Feel the vibrations in the steel. The dirt around the tracks comes alive and starts dancing around Heather’s head as she balances on the right side. The grass and weeds starts shaking as if they fear for her life and she just hops from foot to foot along the pulsations. As the train nears, the whistle blows.
She does a quick pirouette, her long, light legs twirling gracefully in the chaos, and as she lands just off the tracks to safety, she drops a penny. She’s always loved how the weight and momentum could flatten a coin, turning it into smooth oval perfection.
Ten seconds later, the grass stands still, the dirt settles, and she lunges for the penny. The tracks are still warm. The railroad crossing’s clang-clang-clang in the distance slowly fades away. The people in their cars resume their lives. Heather lays on the wood and dirt and gravel, face turned upward toward the spectacular cumulus clouds, hands clutching the warm, faintly vibrating tracks, and she stares.
She needs to think. She needs to grow. She needs to decide. She needs to fly. She needs to be free. But more than that, he needs her and she feels those conflicting needs fissure and crack her soul from the inside out.
The springtime air is cool and sweet. The sunlight alternately bounces off her milky-white skin and burrows deeply into her, brushing a faint glow across her cheeks. She dresses in denim shorts and a bandeau, draping her long frame in a knee-length shimmery black shawl. She looks like the queen of the night on her way to the desert music festival.she looks like joy embodied.
He doesn’t see it.
He doesn’t see her charms, the way her face shines when she laughs, the lightness of her being. The delicate way she walks through life like the world is draped in a very fine lace. He doesn’t see that she’s suffocating. He doesn’t see that she’s wasting away.
He doesn’t see it.
That vernal morning is like all mornings. They wake up. He takes a shower and shaves. She walks past her long-ignored paints to make his breakfast and pack his lunch. He gets dressed and goes to the kitchen to eat. She walks past her long-ignored pottery wheel so she can shower and dress. They never speak to each other anymore. They never touch each other anymore. They never love each other anymore and he doesn’t see. She is the warm body next to him. She is a comforting thought.

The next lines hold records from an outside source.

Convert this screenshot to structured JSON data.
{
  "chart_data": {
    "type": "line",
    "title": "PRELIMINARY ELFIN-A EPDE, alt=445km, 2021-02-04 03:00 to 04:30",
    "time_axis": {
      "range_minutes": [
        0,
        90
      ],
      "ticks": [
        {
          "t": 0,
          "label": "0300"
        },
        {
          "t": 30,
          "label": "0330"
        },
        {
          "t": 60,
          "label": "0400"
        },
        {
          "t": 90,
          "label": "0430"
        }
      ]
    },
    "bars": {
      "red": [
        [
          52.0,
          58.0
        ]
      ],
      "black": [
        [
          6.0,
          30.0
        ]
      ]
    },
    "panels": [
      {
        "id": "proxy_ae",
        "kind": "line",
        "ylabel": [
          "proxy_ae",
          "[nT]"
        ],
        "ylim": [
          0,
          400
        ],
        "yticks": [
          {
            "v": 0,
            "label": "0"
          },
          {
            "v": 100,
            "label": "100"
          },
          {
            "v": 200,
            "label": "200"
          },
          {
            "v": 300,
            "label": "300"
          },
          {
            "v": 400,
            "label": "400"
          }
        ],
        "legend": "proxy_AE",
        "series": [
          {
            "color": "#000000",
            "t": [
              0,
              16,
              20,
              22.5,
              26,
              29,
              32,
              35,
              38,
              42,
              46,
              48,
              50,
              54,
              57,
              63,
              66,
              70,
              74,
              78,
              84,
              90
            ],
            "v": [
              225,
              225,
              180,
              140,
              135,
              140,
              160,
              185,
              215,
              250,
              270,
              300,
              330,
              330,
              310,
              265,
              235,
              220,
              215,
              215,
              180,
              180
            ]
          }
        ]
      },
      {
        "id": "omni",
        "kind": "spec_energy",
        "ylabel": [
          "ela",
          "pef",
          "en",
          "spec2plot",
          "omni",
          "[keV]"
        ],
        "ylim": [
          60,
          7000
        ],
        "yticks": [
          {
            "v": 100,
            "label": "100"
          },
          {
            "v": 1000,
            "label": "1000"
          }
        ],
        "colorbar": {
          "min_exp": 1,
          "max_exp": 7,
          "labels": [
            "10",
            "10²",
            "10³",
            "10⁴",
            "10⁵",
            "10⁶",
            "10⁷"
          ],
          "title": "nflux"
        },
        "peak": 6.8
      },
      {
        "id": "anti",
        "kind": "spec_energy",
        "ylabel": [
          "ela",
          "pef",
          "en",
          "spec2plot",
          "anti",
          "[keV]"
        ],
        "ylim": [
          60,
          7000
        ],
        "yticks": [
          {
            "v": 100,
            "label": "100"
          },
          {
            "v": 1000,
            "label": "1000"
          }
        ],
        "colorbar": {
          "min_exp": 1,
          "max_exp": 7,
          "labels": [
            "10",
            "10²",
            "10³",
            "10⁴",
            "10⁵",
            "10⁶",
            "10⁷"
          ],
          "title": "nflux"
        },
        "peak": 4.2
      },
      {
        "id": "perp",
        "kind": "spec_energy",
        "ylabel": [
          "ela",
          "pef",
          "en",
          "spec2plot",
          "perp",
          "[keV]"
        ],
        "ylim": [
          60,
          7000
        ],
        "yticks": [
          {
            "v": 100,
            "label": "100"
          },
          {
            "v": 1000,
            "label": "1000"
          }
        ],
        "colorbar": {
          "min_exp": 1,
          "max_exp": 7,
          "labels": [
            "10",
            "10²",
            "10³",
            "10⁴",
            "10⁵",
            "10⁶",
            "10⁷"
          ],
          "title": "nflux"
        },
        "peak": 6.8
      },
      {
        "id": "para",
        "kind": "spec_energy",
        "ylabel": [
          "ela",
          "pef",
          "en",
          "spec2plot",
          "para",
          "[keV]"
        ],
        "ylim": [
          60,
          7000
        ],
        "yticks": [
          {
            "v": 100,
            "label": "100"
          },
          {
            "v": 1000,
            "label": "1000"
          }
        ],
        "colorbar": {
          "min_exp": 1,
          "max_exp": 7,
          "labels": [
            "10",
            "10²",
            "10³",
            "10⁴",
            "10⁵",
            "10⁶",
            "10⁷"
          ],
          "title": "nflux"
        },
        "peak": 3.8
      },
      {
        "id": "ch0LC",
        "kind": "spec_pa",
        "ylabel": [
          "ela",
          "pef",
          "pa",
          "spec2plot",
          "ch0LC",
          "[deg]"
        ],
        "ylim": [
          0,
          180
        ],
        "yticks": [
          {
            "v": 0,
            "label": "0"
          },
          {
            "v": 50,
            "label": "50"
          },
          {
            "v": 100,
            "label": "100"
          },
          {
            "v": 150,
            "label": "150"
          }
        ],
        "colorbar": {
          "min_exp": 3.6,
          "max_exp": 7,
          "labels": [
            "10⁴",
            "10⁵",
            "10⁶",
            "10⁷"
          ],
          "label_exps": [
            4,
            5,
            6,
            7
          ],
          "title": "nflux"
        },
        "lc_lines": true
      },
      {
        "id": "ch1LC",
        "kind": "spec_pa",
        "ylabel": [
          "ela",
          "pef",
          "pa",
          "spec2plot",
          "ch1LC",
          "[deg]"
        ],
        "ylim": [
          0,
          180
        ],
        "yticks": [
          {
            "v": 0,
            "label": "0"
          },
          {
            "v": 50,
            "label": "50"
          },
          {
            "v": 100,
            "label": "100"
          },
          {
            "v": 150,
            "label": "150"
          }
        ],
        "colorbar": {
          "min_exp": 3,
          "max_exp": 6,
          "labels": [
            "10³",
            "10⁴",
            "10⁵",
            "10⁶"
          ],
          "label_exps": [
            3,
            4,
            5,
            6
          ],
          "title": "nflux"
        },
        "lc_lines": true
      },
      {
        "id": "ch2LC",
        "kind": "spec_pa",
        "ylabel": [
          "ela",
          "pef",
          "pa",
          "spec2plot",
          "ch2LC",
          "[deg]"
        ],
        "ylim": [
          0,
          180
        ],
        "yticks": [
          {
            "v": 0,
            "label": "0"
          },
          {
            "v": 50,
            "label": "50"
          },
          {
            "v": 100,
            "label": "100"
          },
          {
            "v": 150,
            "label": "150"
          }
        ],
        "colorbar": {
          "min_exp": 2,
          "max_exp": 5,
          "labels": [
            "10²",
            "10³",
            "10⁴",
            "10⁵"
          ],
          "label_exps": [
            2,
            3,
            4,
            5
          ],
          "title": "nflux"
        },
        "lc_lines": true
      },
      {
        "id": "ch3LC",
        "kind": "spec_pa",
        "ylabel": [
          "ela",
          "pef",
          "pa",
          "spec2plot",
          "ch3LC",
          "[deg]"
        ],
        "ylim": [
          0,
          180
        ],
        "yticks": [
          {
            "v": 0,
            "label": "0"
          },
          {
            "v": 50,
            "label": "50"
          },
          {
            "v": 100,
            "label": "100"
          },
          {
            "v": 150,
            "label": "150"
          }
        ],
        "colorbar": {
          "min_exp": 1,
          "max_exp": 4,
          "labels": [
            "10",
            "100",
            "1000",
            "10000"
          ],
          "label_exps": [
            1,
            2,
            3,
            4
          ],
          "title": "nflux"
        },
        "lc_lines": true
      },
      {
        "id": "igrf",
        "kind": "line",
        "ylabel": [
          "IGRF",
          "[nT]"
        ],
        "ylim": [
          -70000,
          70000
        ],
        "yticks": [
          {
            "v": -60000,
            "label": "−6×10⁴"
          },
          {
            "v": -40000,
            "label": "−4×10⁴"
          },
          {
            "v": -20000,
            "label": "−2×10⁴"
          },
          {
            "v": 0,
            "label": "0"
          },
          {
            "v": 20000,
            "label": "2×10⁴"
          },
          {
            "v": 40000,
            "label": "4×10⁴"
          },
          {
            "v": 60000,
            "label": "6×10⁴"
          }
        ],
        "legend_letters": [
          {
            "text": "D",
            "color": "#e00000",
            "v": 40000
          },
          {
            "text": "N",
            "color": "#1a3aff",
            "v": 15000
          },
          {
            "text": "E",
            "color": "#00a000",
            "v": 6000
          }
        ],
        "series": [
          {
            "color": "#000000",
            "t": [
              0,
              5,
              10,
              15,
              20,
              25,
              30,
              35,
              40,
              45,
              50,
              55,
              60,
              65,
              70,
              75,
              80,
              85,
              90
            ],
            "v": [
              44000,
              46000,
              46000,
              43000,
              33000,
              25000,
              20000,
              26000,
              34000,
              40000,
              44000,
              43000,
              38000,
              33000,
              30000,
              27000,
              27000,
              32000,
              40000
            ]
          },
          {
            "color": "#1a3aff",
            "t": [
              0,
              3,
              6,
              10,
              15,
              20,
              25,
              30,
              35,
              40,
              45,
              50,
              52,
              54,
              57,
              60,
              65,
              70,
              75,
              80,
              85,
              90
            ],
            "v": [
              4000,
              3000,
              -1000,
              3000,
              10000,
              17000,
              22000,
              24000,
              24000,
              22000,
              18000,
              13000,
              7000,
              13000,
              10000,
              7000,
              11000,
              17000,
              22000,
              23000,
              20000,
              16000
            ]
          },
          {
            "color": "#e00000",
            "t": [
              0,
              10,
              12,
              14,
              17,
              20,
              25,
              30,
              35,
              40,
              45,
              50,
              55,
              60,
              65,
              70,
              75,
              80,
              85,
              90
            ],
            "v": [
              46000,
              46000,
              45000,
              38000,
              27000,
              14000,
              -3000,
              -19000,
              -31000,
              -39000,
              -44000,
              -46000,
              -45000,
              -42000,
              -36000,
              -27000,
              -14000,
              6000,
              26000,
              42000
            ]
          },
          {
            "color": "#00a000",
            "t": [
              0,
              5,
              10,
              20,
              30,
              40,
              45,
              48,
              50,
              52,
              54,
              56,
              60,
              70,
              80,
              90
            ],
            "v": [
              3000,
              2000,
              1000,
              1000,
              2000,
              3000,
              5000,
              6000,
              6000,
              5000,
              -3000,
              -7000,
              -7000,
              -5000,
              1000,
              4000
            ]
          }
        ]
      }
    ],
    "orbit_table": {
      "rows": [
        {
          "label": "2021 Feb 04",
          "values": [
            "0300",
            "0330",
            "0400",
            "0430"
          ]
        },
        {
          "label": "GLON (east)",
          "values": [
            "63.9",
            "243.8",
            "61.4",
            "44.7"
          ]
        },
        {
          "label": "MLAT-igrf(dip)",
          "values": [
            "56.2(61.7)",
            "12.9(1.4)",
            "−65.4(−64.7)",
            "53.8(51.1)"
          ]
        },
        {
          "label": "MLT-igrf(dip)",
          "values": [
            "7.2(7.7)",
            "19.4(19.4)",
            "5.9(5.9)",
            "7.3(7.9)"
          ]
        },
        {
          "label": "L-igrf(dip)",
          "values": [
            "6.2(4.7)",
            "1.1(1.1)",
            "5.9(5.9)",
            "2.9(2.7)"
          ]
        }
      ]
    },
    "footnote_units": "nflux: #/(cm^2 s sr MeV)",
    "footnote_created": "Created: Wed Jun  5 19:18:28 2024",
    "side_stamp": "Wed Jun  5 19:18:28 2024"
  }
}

That vernal morning is like no other morning. He leaves for work and she will never see him again. She gathers her paints and her sketchpad and goes to the riverbank down by the tracks. She spreads her shawl out on the ground and meditates, trying to figure out why this day feels so different from all other days, but looks so familiar.
She sketches and paints the early afternoon away, with the music of the birds, wind, water, and train playing the soundtrack to her life.
She feels calm and anxious at the same time. She needs to dance, move her body freely in nature to the sounds of music her mind. She needs to give herself away. She needs to give herself the chance to let go, empty her mind, and let life take her the way it should go.
She grabs her shawl and floats to the tracks, walking along one side of them, pretending she’s a gymnast on the highest and thinnest balance beam in the world.
She removes her gladiators and swoops up onto her toes, pretending for a second that she’s a ballerina in pointe shoes. She twirls and leaps and dances as the tracks begin to vibrate.
She lays there between the tracks, reflecting on her day, her life, her eternity, and realizes it’s time to go.
She couldn’t be in this place of perpetual suspension anymore. She knows that her relationship facilitates staying in the same old place, seeing the same old people forever, and she has to be somewhere else, someone else.
She feels the vibrations and feels that it’s time to free herself. She knows what must be done. She rolls off the tracks, goes back to the riverbank, and collects her things.
She walks back to the tracks and watches the train fly by. She sees the open door. She starts running for it.